"Ne redoute pas de descendre dans ta profondeur, te dit Augustin. Rentre en toi-même et va vers Celui qui t'a fait. Imite le jeune fils dont parle l'Évangile ; ce fils, c'est peut-être toi (Sermon 330). En retrouvant le chemin de ton coeur, tu commences à te voir tel que tu es à présent et à pressentir ce que tu devrais être.
Le coeur de l'homme, quel champ de bataille ! Chaque jour dans notre coeur c'est le combat ; seul dans son coeur, l'homme doit lutter contre une foule (Ps 99, 11), et il est rare qu'il en sorte indemne, sans blessures... Qui ne se reconnaîtrait ? Cet homme, nous dit Augustin, c'est peut-être toi, mais oui, c'est toi, c'est lui, c'est moi... (Sermon 154, 2).
C'est l'Esprit de Dieu qui combat en toi contre toi, contre ce qu'il y a en toi d'opposé à toi-même. Tu n'as pas voulu te tourner vers le Seigneur, tu es tombé et tu t'es brisé comme un vase qui s'échappe de la main et qui se brise en tombant à terre. Or, c'est parce que tu t'es ainsi brisé que tu es ennemi de toi-même, opposé à toi-même... (Sermon128, 9).
Comme un vol de moucherons, que de désirs, que de joies au rabais, que d'inquiétudes futiles viennent te harceler quotidiennement ! On les chasse, ils reviennent, et il est bien difficile de s'en débarrasser (Sermon 8, 4). Ils détournent cette part de ton désir qui devrait aller vers Dieu. Faut-il céder au découragement ? Renoncer à la prière ?
Ne désespère pas trop vite de toi-même, te dit Augustin : Personne ne fuit Dieu sagement qu'en fuyant vers lui ; de sa sévérité vers sa bonté (Sermon 351, 12). Seul l'Artisan qui t'a créé, peut te recréer. Seul Dieu peut mener à Dieu. Il réclame et toi sa ressemblance.

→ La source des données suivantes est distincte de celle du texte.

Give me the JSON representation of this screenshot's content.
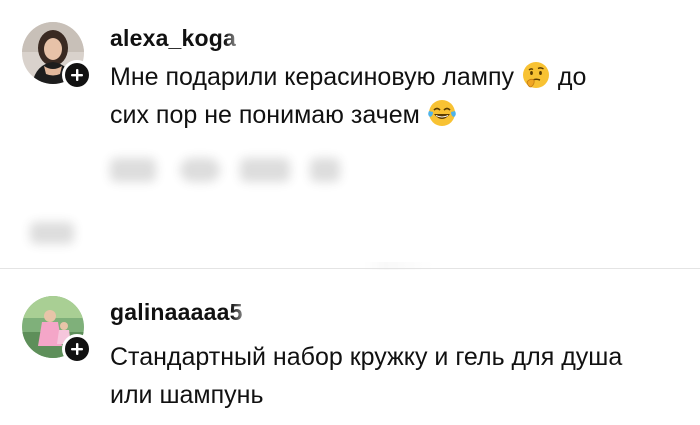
{
  "comments": [
    {
      "username": "alexa_koga",
      "text_parts": [
        "Мне подарили керасиновую лампу",
        "до",
        "сих пор не понимаю зачем"
      ],
      "emojis": [
        "thinking-face",
        "face-with-tears-of-joy"
      ],
      "avatar_icon": "user-avatar",
      "follow_icon": "plus-icon"
    },
    {
      "username": "galinaaaaa5",
      "text_parts": [
        "Стандартный набор кружку и гель для душа",
        "или шампунь"
      ],
      "avatar_icon": "user-avatar",
      "follow_icon": "plus-icon"
    }
  ],
  "colors": {
    "text": "#111111",
    "badge": "#111111",
    "divider": "#e4e4e4",
    "emoji_yellow": "#f8c233"
  }
}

Cette image de Dieu qu'est l'homme... s'est comme usée dans cet abîme au mouvement perpétuel de ses flots : aussi si Dieu même ne renouvelle pas et ne répare pas cette image imprimée par lui en l'homme au jour de sa création... l'âme demeure toujours dans l'abîme. Mais qu'elle crie de cet abîme... celui qui crie du fond de l'abîme, en émerge et en sort ; ses cris l'empêchent de s'enfoncer plus profondément. (Ps 129, 1).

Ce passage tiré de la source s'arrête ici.